La ceinture de l’épaule, qui supporte l’extrémité libre du membre, consiste primitivement en deux parties, dont l’une est dorsale et l’autre ventrale. Ces deux parties dérivent d’une ébauche cartilagineuse unique, la ceinture primordiale de l’épaule; l’extrémité libre du membre s’articule avec elle au point où les deux pièces de la ceinture sont en contact l’une avec l’autre. La pièce dorsale donne naissance à l’omoplate, c’est- à-dire à la partie principale de la ceinture du membre. La pièce ventrale est primitivement fixée au sternum : elle est ainsi soutenue par ce dernier, ce qui donne à la ceinture de l’épaule une solidité plus grande, tout en diminuant cependant sa mobilité. Cette disposition se trouve encore maintenue à l’état permanent chez les mammifères inférieurs, les Monotrèmes.

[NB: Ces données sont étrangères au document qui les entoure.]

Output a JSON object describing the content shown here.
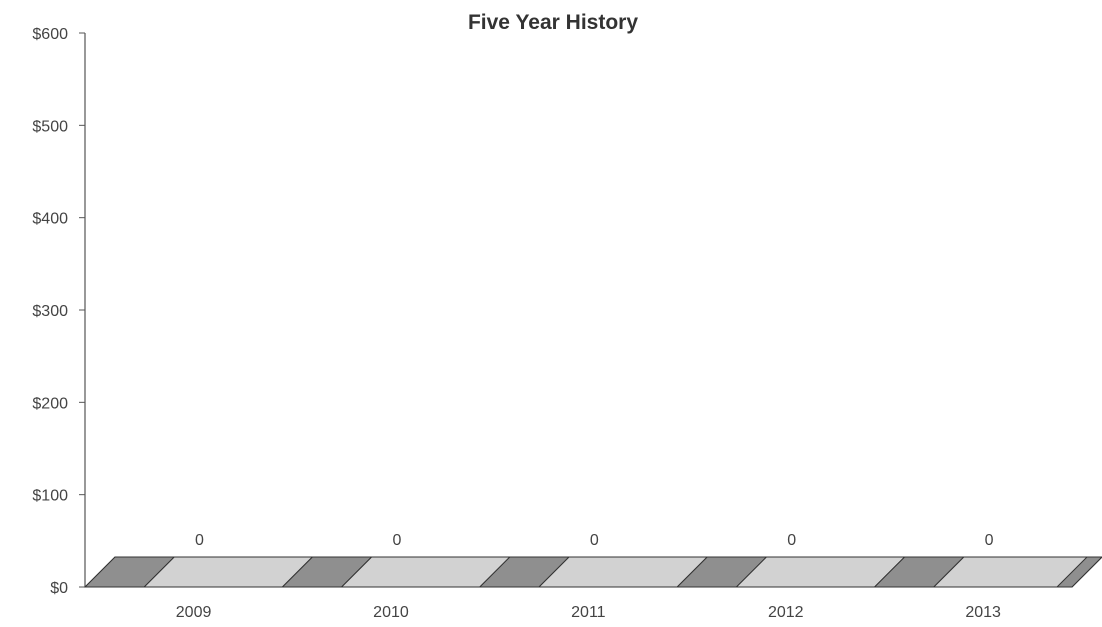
{
  "chart_data": {
    "type": "bar",
    "title": "Five Year History",
    "xlabel": "",
    "ylabel": "",
    "categories": [
      "2009",
      "2010",
      "2011",
      "2012",
      "2013"
    ],
    "values": [
      0,
      0,
      0,
      0,
      0
    ],
    "data_labels": [
      "0",
      "0",
      "0",
      "0",
      "0"
    ],
    "ylim": [
      0,
      600
    ],
    "y_ticks": [
      0,
      100,
      200,
      300,
      400,
      500,
      600
    ],
    "y_tick_labels": [
      "$0",
      "$100",
      "$200",
      "$300",
      "$400",
      "$500",
      "$600"
    ],
    "grid": false,
    "style": "3d",
    "colors": {
      "bar_face": "#d2d2d2",
      "bar_side": "#8f8f8f",
      "axis": "#555555",
      "text": "#444444"
    }
  }
}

A partir de là, nous voyons chez les mammifères le membre antérieur acquérir une plus grande liberté de mouvements et la ceinture de l’épaule prendre aussi part à cette mobilité. Il en résulte que l’union sternale de la ceinture disparaît par atrophie de sa partie ventrale. Cette dernière se trouve réduite à une apophyse soudée à l’omoplate et désignée sous le nom d’apophyse coracoïde. Ce qu’a perdu en solidité la ceinture de l’épaule, grâce à la disparition de son union sternale et à l’atrophie de sa partie ventrale, est compensé, d’une part, par le développement plus considérable des muscles qui s’insèrent à l’omoplate et, d’autre part, par une nouvelle disposition. Cette disposition consiste dans l’union de l’omoplate au sternum par l’intermédiaire de la clavicule. Cette nouvelle union de l’omoplate au sternum, non seulement supplée à celle qui existait précédemment, mais elle est d’un ordre plus élevé que cette dernière, parce qu’elle ne porte nullement préjudice à la mobilité de l’omoplate. Nous voyons donc se réaliser, dans cette nouvelle disposition, un progrès lié à la disparition d’une partie de la ceinture primitive de l’épaule. Chez beaucoup de mammifères l’union de l’omoplate au sternum a aussi disparu, la clavicule s’étant elle-même atrophiée, parce que le membre s’est progressivement réduit à l’état d’un simple organe de sustentation et de locomotion. Le développement considérable de la clavicule chez l’homme est donc l’expression d’une plus grande liberté d’action du membre antérieur.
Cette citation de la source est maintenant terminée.